Asked for the US position on those developments later on Thursday, State Department Spokesperson Ned Price expressed Washington’s unqualified backing.
Price began by noting that Grossi had “offered a proposal for Iran to address unanswered concerns regarding its nuclear program.”
“The E-3 decided, with the full support of the United States, that the best way to support the IAEA’s process was to refrain from putting forward the draft resolution at the meeting of the Board of Governors,” he continued, adding that the US was “pleased” with the outcome of the meeting.
The IAEA is now to hold technical talks with the Iranians at the beginning of April. Grossi said that he hoped to “come to some satisfactory outcome” by June, when the IAEA’s Board of Governors will convene again.
Iranian officials hailed the understanding with the IAEA. “Today’s development can maintain the path of diplomacy opened by Iran and create the grounds for the full implementation of commitments by all JCPOA parties,” the Foreign Ministry spokesman, Saeed Khatibzadeh said.
Khatibzadeh appeared to be referring not only to Iran’s obligations under the JCPOA, but also to its demand that the US lift the sanctions it imposed, after the Trump administration left the JCPOA in 2018.
Yet the nuclear inspectors have some serious questions. They want Tehran to explain the presence of trace amounts of man-made uranium at three sites, which it had not previously declared to be part of its nuclear program.
In addition, the JCPOA requires that Iran not produce uranium metal. But a recent IAEA report stated that Iran had produced a small amount—3.6 grams—at a facility in Isfahan.
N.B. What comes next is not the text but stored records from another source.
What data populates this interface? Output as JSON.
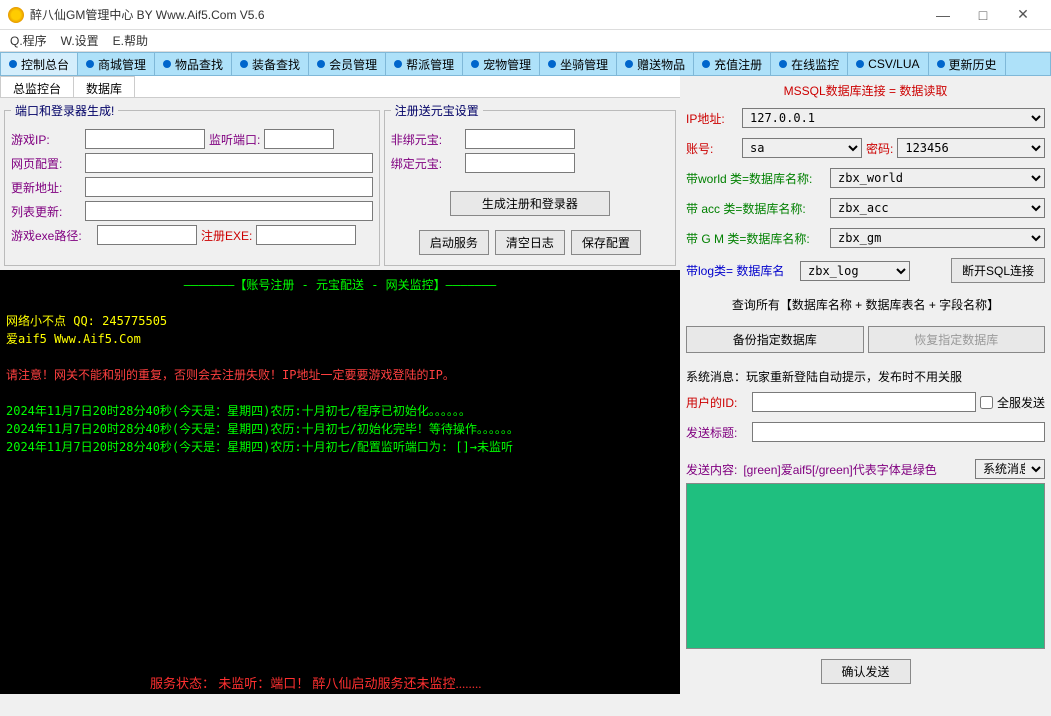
{
  "window": {
    "title": "醉八仙GM管理中心 BY Www.Aif5.Com  V5.6",
    "min": "—",
    "max": "□",
    "close": "✕"
  },
  "menu": {
    "program": "Q.程序",
    "settings": "W.设置",
    "help": "E.帮助"
  },
  "tabs": [
    "控制总台",
    "商城管理",
    "物品查找",
    "装备查找",
    "会员管理",
    "帮派管理",
    "宠物管理",
    "坐骑管理",
    "赠送物品",
    "充值注册",
    "在线监控",
    "CSV/LUA",
    "更新历史"
  ],
  "subtabs": [
    "总监控台",
    "数据库"
  ],
  "panel1": {
    "legend": "端口和登录器生成!",
    "game_ip": "游戏IP:",
    "listen_port": "监听端口:",
    "web_cfg": "网页配置:",
    "update_addr": "更新地址:",
    "list_update": "列表更新:",
    "exe_path": "游戏exe路径:",
    "reg_exe": "注册EXE:"
  },
  "panel2": {
    "legend": "注册送元宝设置",
    "unbind": "非绑元宝:",
    "bind": "绑定元宝:",
    "btn_gen": "生成注册和登录器",
    "btn_start": "启动服务",
    "btn_clear": "清空日志",
    "btn_save": "保存配置"
  },
  "console": {
    "header": "———————【账号注册 - 元宝配送 - 网关监控】———————",
    "line1": "网络小不点 QQ: 245775505",
    "line2": "爱aif5 Www.Aif5.Com",
    "warn": "请注意！网关不能和别的重复，否则会去注册失败！IP地址一定要要游戏登陆的IP。",
    "log1": "2024年11月7日20时28分40秒(今天是：星期四)农历:十月初七/程序已初始化。。。。。。",
    "log2": "2024年11月7日20时28分40秒(今天是：星期四)农历:十月初七/初始化完毕！等待操作。。。。。。",
    "log3": "2024年11月7日20时28分40秒(今天是：星期四)农历:十月初七/配置监听端口为: []→未监听"
  },
  "status": "服务状态：   未监听：端口！   醉八仙启动服务还未监控........",
  "db": {
    "header": "MSSQL数据库连接 = 数据读取",
    "ip_lbl": "IP地址:",
    "ip_val": "127.0.0.1",
    "acc_lbl": "账号:",
    "acc_val": "sa",
    "pwd_lbl": "密码:",
    "pwd_val": "123456",
    "world_lbl": "带world 类=数据库名称:",
    "world_val": "zbx_world",
    "acc2_lbl": "带 acc  类=数据库名称:",
    "acc2_val": "zbx_acc",
    "gm_lbl": "带 G M  类=数据库名称:",
    "gm_val": "zbx_gm",
    "log_lbl": "带log类= 数据库名",
    "log_val": "zbx_log",
    "disconnect": "断开SQL连接",
    "query_all": "查询所有【数据库名称 + 数据库表名 + 字段名称】",
    "backup": "备份指定数据库",
    "restore": "恢复指定数据库"
  },
  "sysmsg": {
    "header": "系统消息：玩家重新登陆自动提示，发布时不用关服",
    "user_id": "用户的ID:",
    "all_send": "全服发送",
    "title_lbl": "发送标题:",
    "content_lbl": "发送内容:",
    "content_hint": "[green]爱aif5[/green]代表字体是绿色",
    "type": "系统消息",
    "confirm": "确认发送"
  }
}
Iran claims that the material is intended as fuel for a research reactor. However, a much larger amount—half a kilogram—could form the core of a nuclear bomb. If Iran can make a very small amount of the material, it could also make much more.
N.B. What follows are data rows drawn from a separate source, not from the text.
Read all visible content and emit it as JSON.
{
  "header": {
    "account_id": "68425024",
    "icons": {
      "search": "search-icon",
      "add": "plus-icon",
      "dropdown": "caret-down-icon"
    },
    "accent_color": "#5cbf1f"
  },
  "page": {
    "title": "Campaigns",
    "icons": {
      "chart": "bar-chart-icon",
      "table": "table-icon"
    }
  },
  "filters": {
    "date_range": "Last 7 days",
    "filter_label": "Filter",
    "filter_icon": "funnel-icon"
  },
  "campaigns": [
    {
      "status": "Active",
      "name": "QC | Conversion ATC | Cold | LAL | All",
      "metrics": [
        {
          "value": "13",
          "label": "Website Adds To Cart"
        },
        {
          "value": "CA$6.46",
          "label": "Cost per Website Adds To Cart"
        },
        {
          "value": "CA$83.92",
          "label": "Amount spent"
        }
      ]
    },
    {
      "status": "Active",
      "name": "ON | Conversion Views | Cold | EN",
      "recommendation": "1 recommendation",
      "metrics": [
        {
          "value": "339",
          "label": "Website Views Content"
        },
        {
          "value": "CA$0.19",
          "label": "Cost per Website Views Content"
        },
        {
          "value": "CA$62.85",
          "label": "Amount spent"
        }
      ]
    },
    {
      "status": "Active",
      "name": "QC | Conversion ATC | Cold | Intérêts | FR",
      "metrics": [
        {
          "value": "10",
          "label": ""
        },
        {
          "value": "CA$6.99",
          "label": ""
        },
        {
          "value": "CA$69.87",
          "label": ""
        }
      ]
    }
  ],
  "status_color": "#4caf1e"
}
Whether Iran will provide satisfactory answers to the IAEA remains to be seen. Iran’s position is that the US should first lift its sanctions, and then it will resume its own compliance with the JCPOA.
The US position, as reiterated by Price on Thursday, is that Iran must re-establish its commitments to the JCPOA, after which the US will lift sanctions.
“Compliance for compliance” is how he put it.
On Feb. 23, Iran took a major step towards limiting its cooperation with the IAEA. It ended snap inspections and began to withhold video from the cameras that monitor its declared sites. It said that the US must lift sanctions within three months, and if that did not happen, it would destroy the recordings without providing them to the nuclear inspectors.
Thus, Thursday’s agreement has, at a minimum, provided Iran an additional month to carry out any clandestine work that it might be doing on its nuclear program.
And, as the outcome of the technical talks that the IAEA and Tehran will have in April are unknown, Iran may gain significantly more time than that.